For sale. Baby shoes. Never worn.
Hemingway won a bet with that piece of writing. A bet that he could write a story in under ten words. We can argue about whether it is actually a story; though, at a stretch, we could say it does have a beginning, a middle and an end. And the first time I read it it certainly made me think, and feel.

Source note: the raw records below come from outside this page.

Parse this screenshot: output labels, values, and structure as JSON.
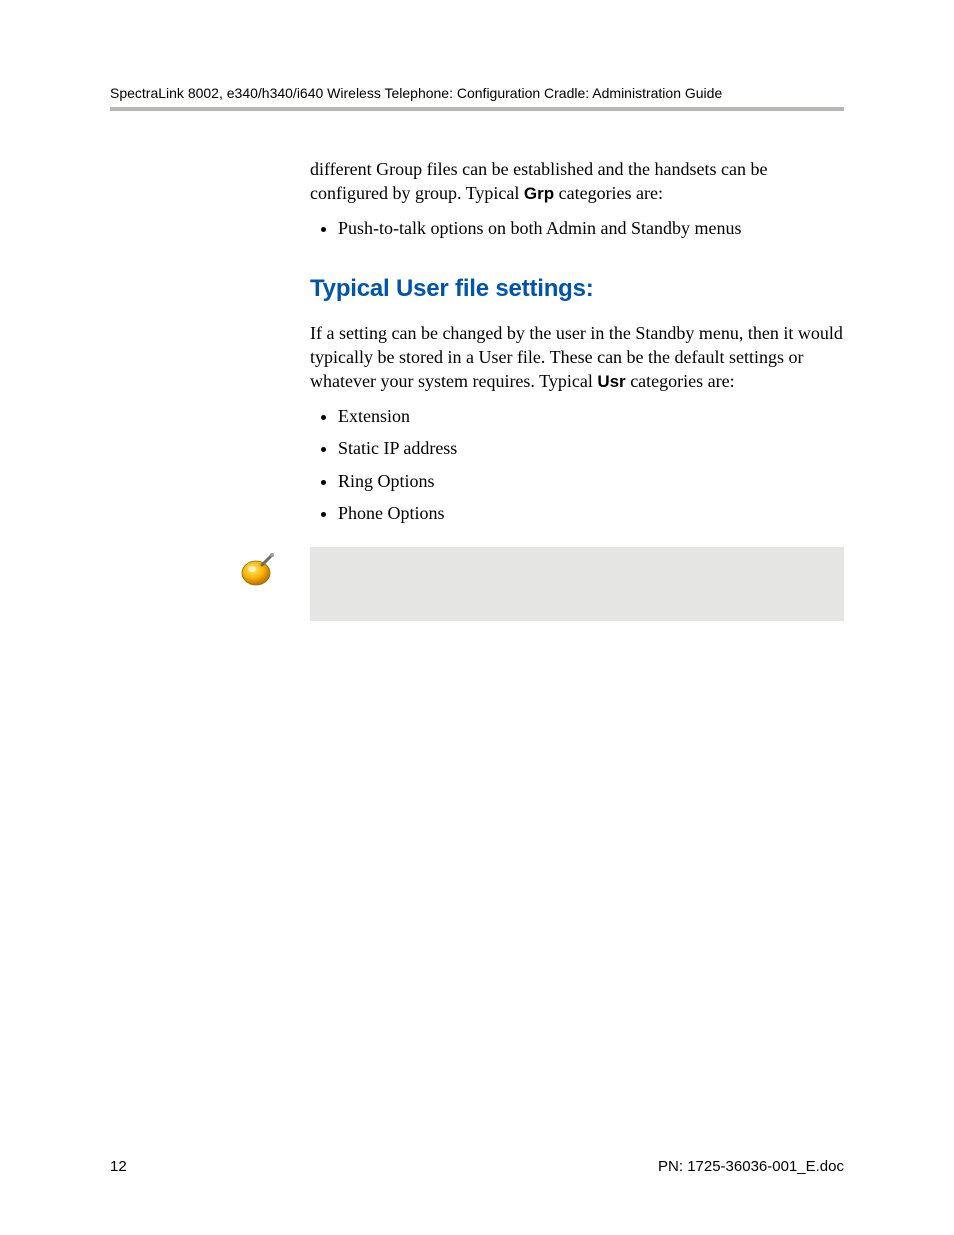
{
  "header": {
    "running_title": "SpectraLink 8002, e340/h340/i640 Wireless Telephone: Configuration Cradle: Administration Guide"
  },
  "body": {
    "lead_para_parts": {
      "before_bold": "different Group files can be established and the handsets can be configured by group. Typical ",
      "bold": "Grp",
      "after_bold": " categories are:"
    },
    "grp_list": [
      "Push-to-talk options on both Admin and Standby menus"
    ],
    "section_heading": "Typical User file settings:",
    "usr_para_parts": {
      "before_bold": "If a setting can be changed by the user in the Standby menu, then it would typically be stored in a User file. These can be the default settings or whatever your system requires. Typical ",
      "bold": "Usr",
      "after_bold": " categories are:"
    },
    "usr_list": [
      "Extension",
      "Static IP address",
      "Ring Options",
      "Phone Options"
    ]
  },
  "footer": {
    "page_number": "12",
    "doc_id": "PN: 1725-36036-001_E.doc"
  }
}
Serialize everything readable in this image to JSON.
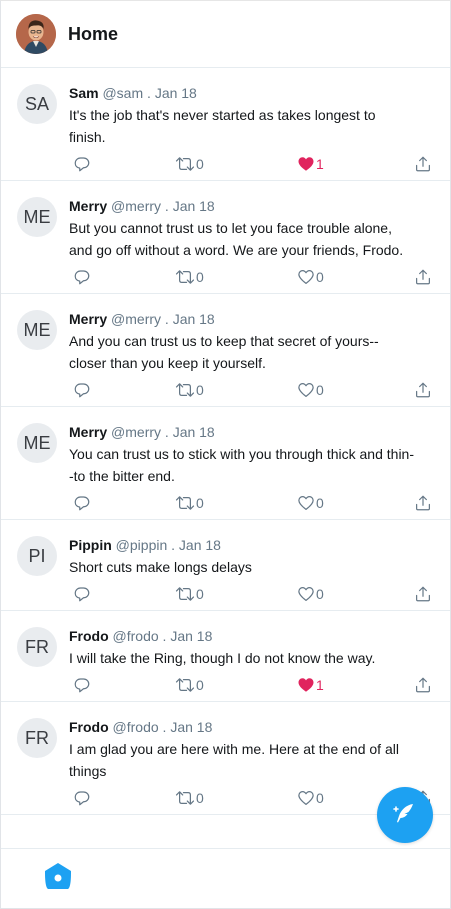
{
  "header": {
    "title": "Home"
  },
  "colors": {
    "accent": "#1da1f2",
    "like": "#e0245e",
    "muted": "#657786"
  },
  "tweets": [
    {
      "initials": "SA",
      "name": "Sam",
      "handle": "@sam .",
      "date": "Jan 18",
      "text": "It's the job that's never started as takes longest to finish.",
      "retweets": "0",
      "likes": "1",
      "liked": true
    },
    {
      "initials": "ME",
      "name": "Merry",
      "handle": "@merry .",
      "date": "Jan 18",
      "text": "But you cannot trust us to let you face trouble alone, and go off without a word. We are your friends, Frodo.",
      "retweets": "0",
      "likes": "0",
      "liked": false
    },
    {
      "initials": "ME",
      "name": "Merry",
      "handle": "@merry .",
      "date": "Jan 18",
      "text": "And you can trust us to keep that secret of yours--closer than you keep it yourself.",
      "retweets": "0",
      "likes": "0",
      "liked": false
    },
    {
      "initials": "ME",
      "name": "Merry",
      "handle": "@merry .",
      "date": "Jan 18",
      "text": "You can trust us to stick with you through thick and thin--to the bitter end.",
      "retweets": "0",
      "likes": "0",
      "liked": false
    },
    {
      "initials": "PI",
      "name": "Pippin",
      "handle": "@pippin .",
      "date": "Jan 18",
      "text": "Short cuts make longs delays",
      "retweets": "0",
      "likes": "0",
      "liked": false
    },
    {
      "initials": "FR",
      "name": "Frodo",
      "handle": "@frodo .",
      "date": "Jan 18",
      "text": "I will take the Ring, though I do not know the way.",
      "retweets": "0",
      "likes": "1",
      "liked": true
    },
    {
      "initials": "FR",
      "name": "Frodo",
      "handle": "@frodo .",
      "date": "Jan 18",
      "text": "I am glad you are here with me. Here at the end of all things",
      "retweets": "0",
      "likes": "0",
      "liked": false
    }
  ],
  "icons": {
    "reply": "reply-icon",
    "retweet": "retweet-icon",
    "like": "heart-icon",
    "share": "share-icon",
    "home": "home-icon",
    "compose": "feather-icon"
  }
}
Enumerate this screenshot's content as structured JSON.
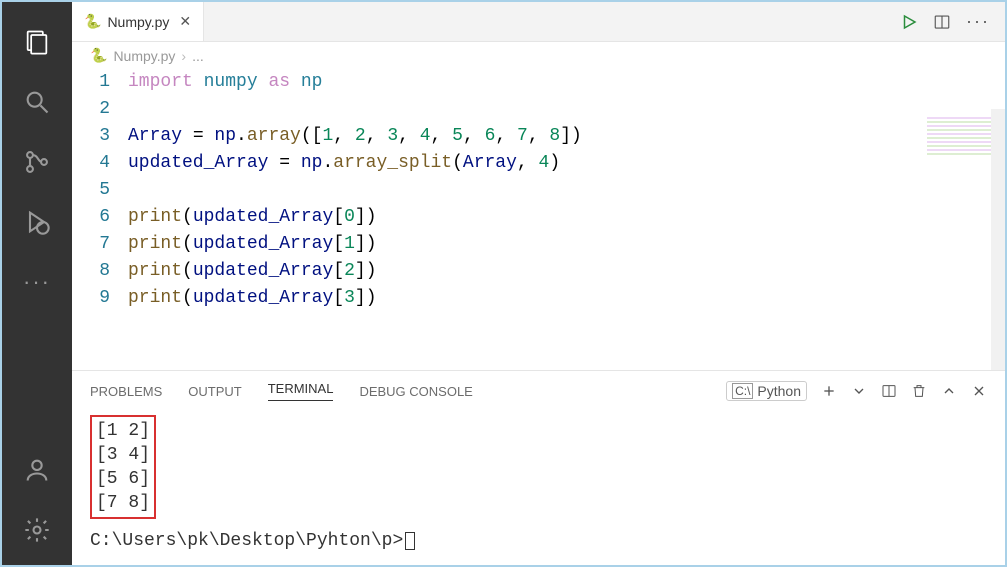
{
  "tab": {
    "filename": "Numpy.py"
  },
  "breadcrumb": {
    "filename": "Numpy.py",
    "more": "..."
  },
  "editor": {
    "lineNumbers": [
      "1",
      "2",
      "3",
      "4",
      "5",
      "6",
      "7",
      "8",
      "9"
    ]
  },
  "code": {
    "l1": {
      "import": "import",
      "numpy": "numpy",
      "as": "as",
      "np": "np"
    },
    "l3_var": "Array",
    "l3_eq": " = ",
    "l3_np": "np",
    "l3_dot": ".",
    "l3_fn": "array",
    "l3_open": "([",
    "l3_nums": [
      "1",
      "2",
      "3",
      "4",
      "5",
      "6",
      "7",
      "8"
    ],
    "l3_close": "])",
    "l4_var": "updated_Array",
    "l4_eq": " = ",
    "l4_np": "np",
    "l4_dot": ".",
    "l4_fn": "array_split",
    "l4_open": "(",
    "l4_arg1": "Array",
    "l4_comma": ", ",
    "l4_arg2": "4",
    "l4_close": ")",
    "print": "print",
    "uarr": "updated_Array",
    "idx": [
      "0",
      "1",
      "2",
      "3"
    ]
  },
  "panel": {
    "tabs": {
      "problems": "PROBLEMS",
      "output": "OUTPUT",
      "terminal": "TERMINAL",
      "debug": "DEBUG CONSOLE"
    },
    "lang": "Python"
  },
  "terminal": {
    "output": [
      "[1 2]",
      "[3 4]",
      "[5 6]",
      "[7 8]"
    ],
    "prompt": "C:\\Users\\pk\\Desktop\\Pyhton\\p>"
  }
}
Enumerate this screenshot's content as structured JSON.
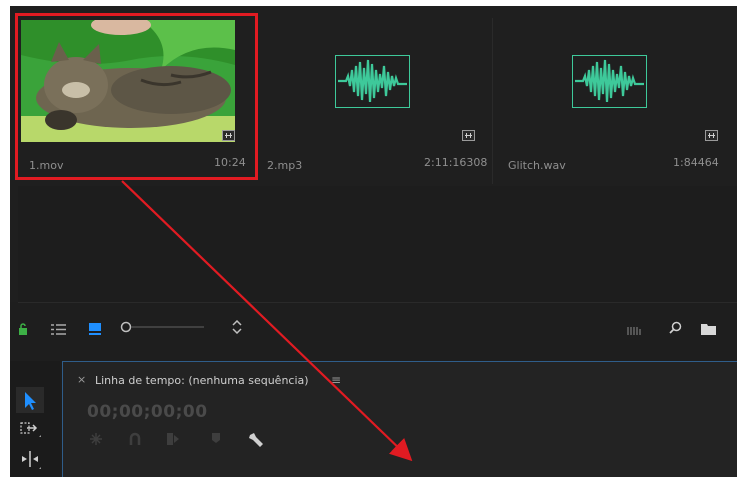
{
  "project_bin": {
    "clips": [
      {
        "name": "1.mov",
        "duration": "10:24",
        "type": "video",
        "badge_icon": "clip-audio-video-icon"
      },
      {
        "name": "2.mp3",
        "duration": "2:11:16308",
        "type": "audio",
        "badge_icon": "clip-audio-video-icon"
      },
      {
        "name": "Glitch.wav",
        "duration": "1:84464",
        "type": "audio",
        "badge_icon": "clip-audio-video-icon"
      }
    ]
  },
  "toolbar": {
    "icons": [
      "lock-icon",
      "list-view-icon",
      "icon-view-icon",
      "zoom-slider",
      "sort-icon",
      "automate-to-sequence-icon",
      "search-icon",
      "new-bin-icon"
    ]
  },
  "timeline": {
    "close_label": "×",
    "title": "Linha de tempo: (nenhuma sequência)",
    "menu_icon": "≡",
    "timecode": "00;00;00;00"
  },
  "tools": [
    "selection-tool-icon",
    "track-select-tool-icon",
    "ripple-edit-tool-icon"
  ],
  "colors": {
    "accent": "#1f8fff",
    "audio_waveform": "#3ec99a",
    "highlight": "#e11b22",
    "lock_green": "#3db046"
  }
}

I've been mucking about a bit with the idea of very short pictures or stories. Some of the outcomes are below. If Hemingway hated them, I might add more adjectives and adverbs.
1.
A young couple, vaguely Germanic, and wearing very tall conical hats made of some kind of rough, undyed natural fibre, stood underneath a piano in silence.
2.
The bird who pecks a hole in the top of my milk bottle and drinks the cream has returned to my doorstep this morning. It is the coldest day of the year. Inexplicably, things speed up. As the bird prepares itself, raising its bill, the milk freezes, emerging from the bottle like a time-lapse fungus. The bird receives a deserved but mild head blow. In some countries, naturally, this could not happen.
3.
My son's birthday is coming. While I was selecting a suitable gift for him, the man in the toyshop told me that a medium-sized dog consumes more energy than a small car.
"You don't need to convince me," I said.
He replied, "I just mean that a soft toy is a good choice, environmentally, I mean."
Perhaps I'm over-sensitive. In any case, I'd had enough.
"I don't come into a toyshop to be talked to like this," I growled.
As I turned to leave, he said, "I see."
4.
One still damp night, as timber merchant Warren was returning on foot to his home, he suddenly saw, from a distance of no more than ten metres, hunched under the glow of the third street lamp, a fox. The fox did not slip away. On the contrary, it gazed coolly back. To Warren, this encounter seemed remarkable.
"Incredible", he muttered to himself.
"What's incredible?" said the fox.
5.
A man walks into a pub with a monkey. He chats to the barman.
6.
Seven under-life-size snowmen are standing in almost organised ranks on the steps of the war memorial in a typical small town. The snowmen all wear sunglasses (the type with black frames). It is far, far colder than normal, even for the time of year. Nevertheless, the snowmen will melt before spring I have no doubt. My question is this: what will become of their sunglasses after they are gone?